“Xavier, daddy is coming!” ujar seorang anak balita di suatu musim dingin. Saya memang sedang menemaninya jalan-jalan ke sebuah mal saat papanya datang.

Saya kaget karena baru kali itu ada anak kecil yang berani memanggil nama saya tanpa kata ‘Pak’ di depannya. Namun, kekagetan saya hanya sebentar karena saya sadar orang kulih putih memang biasa memanggil orang tua mereka ‘by names’. Coba kalau anak-anak kecil di Indonesia berani ‘njangkar’ [Jawa=menyebut nama saja] kepada orang dewasa, apalagi yang sudah tua, bakal kena semprot atau bahkan gampar.

 

Saya teringat sebuah kisah yang pernah saya baca.

Seorang ayah marah-marah kepada anaknya setelah melihat hasil ujiannya yang merah menyala. Dengan emosi sang bapak berkata kepada anaknya, “Jika sekali lagi Bapak melihat engkau mendapat nilai buruk, jangan panggil aku ‘Papa’ lagi.”
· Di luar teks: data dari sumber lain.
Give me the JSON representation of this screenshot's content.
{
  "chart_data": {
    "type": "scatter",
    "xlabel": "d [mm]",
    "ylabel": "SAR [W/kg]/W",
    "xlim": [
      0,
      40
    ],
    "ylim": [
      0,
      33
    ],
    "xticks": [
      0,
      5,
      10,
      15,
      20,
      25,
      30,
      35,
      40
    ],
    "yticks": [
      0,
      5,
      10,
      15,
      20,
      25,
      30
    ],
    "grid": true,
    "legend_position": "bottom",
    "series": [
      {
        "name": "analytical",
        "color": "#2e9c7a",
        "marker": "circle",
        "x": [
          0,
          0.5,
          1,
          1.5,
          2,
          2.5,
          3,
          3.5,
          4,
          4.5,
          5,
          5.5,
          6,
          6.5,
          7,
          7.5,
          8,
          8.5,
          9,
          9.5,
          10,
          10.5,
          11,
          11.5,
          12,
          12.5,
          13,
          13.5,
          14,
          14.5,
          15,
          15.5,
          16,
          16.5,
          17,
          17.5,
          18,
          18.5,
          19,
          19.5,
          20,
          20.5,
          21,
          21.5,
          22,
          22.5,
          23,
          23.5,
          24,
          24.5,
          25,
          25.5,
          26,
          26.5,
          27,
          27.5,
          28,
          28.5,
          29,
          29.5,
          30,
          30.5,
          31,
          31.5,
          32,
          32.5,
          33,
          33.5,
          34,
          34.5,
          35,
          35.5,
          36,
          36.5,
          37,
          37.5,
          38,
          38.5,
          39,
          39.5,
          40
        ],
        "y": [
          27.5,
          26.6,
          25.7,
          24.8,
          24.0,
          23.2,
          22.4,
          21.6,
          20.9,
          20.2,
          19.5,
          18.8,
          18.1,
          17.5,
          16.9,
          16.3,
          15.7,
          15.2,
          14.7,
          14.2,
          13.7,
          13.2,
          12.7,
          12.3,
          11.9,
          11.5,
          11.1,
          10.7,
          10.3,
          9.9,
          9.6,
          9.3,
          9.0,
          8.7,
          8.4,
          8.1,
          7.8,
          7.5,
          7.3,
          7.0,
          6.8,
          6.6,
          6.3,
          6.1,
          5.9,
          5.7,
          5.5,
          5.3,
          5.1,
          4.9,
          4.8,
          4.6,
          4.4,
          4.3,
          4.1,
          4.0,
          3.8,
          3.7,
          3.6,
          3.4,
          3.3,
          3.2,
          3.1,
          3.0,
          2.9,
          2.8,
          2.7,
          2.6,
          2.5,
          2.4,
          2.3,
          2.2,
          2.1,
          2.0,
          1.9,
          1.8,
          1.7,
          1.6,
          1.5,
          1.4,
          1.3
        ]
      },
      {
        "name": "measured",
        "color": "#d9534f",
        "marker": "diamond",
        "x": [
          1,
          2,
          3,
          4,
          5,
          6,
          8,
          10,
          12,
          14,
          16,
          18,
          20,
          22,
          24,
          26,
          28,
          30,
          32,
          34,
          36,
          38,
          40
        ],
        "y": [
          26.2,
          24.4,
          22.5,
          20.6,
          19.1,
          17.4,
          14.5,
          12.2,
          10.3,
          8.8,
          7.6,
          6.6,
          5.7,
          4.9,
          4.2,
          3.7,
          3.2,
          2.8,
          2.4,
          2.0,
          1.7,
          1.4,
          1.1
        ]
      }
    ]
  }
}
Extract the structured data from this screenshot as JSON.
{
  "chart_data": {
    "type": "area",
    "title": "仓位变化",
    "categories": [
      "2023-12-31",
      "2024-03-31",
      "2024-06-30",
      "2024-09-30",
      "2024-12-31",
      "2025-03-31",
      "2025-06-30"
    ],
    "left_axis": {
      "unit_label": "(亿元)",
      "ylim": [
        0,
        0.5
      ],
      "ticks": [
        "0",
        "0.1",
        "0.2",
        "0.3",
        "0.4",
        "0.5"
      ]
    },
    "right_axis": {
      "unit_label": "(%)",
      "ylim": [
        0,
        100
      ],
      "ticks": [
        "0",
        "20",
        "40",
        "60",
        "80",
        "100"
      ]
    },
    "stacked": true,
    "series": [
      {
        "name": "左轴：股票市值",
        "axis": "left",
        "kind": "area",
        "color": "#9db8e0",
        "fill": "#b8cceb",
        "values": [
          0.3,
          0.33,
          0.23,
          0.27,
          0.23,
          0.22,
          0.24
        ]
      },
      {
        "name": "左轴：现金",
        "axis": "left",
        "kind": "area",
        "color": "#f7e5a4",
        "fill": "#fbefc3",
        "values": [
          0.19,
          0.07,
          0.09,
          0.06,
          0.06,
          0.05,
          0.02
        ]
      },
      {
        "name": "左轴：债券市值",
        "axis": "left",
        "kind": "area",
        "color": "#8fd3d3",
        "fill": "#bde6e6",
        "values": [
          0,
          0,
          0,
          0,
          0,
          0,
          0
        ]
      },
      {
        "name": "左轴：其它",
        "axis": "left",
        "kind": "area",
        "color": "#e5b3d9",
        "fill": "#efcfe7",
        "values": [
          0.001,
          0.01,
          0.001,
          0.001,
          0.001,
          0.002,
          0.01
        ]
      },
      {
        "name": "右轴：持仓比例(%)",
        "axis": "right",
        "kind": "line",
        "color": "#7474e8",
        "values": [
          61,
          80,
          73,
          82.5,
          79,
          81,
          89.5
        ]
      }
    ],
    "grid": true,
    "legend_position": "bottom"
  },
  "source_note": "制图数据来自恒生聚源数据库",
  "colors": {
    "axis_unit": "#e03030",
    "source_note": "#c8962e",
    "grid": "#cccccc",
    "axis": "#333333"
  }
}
Seminggu kemudian, anaknya pulang dari ujian. “Bagaimana hasilnya?” tanya papanya.

“Ancur Bro!” sahut anaknya sambil berlari menjauh.

 

Ternyata ada selebriti Indonesia yang tidak tersinggung, bahkan membiasakan anaknya untuk tidak risih memanggilnya ‘Bro’. Adalah Marthino Lio—pemain film yang lagi main Sultan Agung—yang menikahi Birgita Anita Fauziah.

Apa salahnya anak kecil, khususnya anak kita, memanggil kita ‘bro’ atau ‘sis’? Alasan Lio membiarkan anaknya memanggilnya ‘Bro’ agar lebih akrab.

Apa salahnya anak kecil, khususnya anak kita, memanggil kita 'bro' atau 'sis'? Ini 3 hal yang ditunjukkan dengan panggilan akrab seperti itu. Share on X

 

 

1. Kesetaraan

Jika kita bisa menjadi sahabat bagi anak-anak, mereka pun tidak segan-segan untuk curhat kepada kita.

Saya biasa menonton film kartun dan anak-anak untuk menemani anak-anak saya. Kini setelah mereka dewasa dan remaja, saya pun masih sering nonton bareng mereka film-film bertema remaja dan petualangan. Bahkan ada sekelompok anak muda yang senang sekali mengajak saya join menonton bersama mereka.

Coba lihat bagaimana orang bule bicara sama anaknya? Saya sering melihat dengan mata kepala sendiri seorang bapak kulit putih yang berjongkok untuk bicara kepada anaknya yang masih kecil. Bahasa tubuh itu ‘dibaca’ oleh anaknya sebagai kemauan untuk merendahkan diri.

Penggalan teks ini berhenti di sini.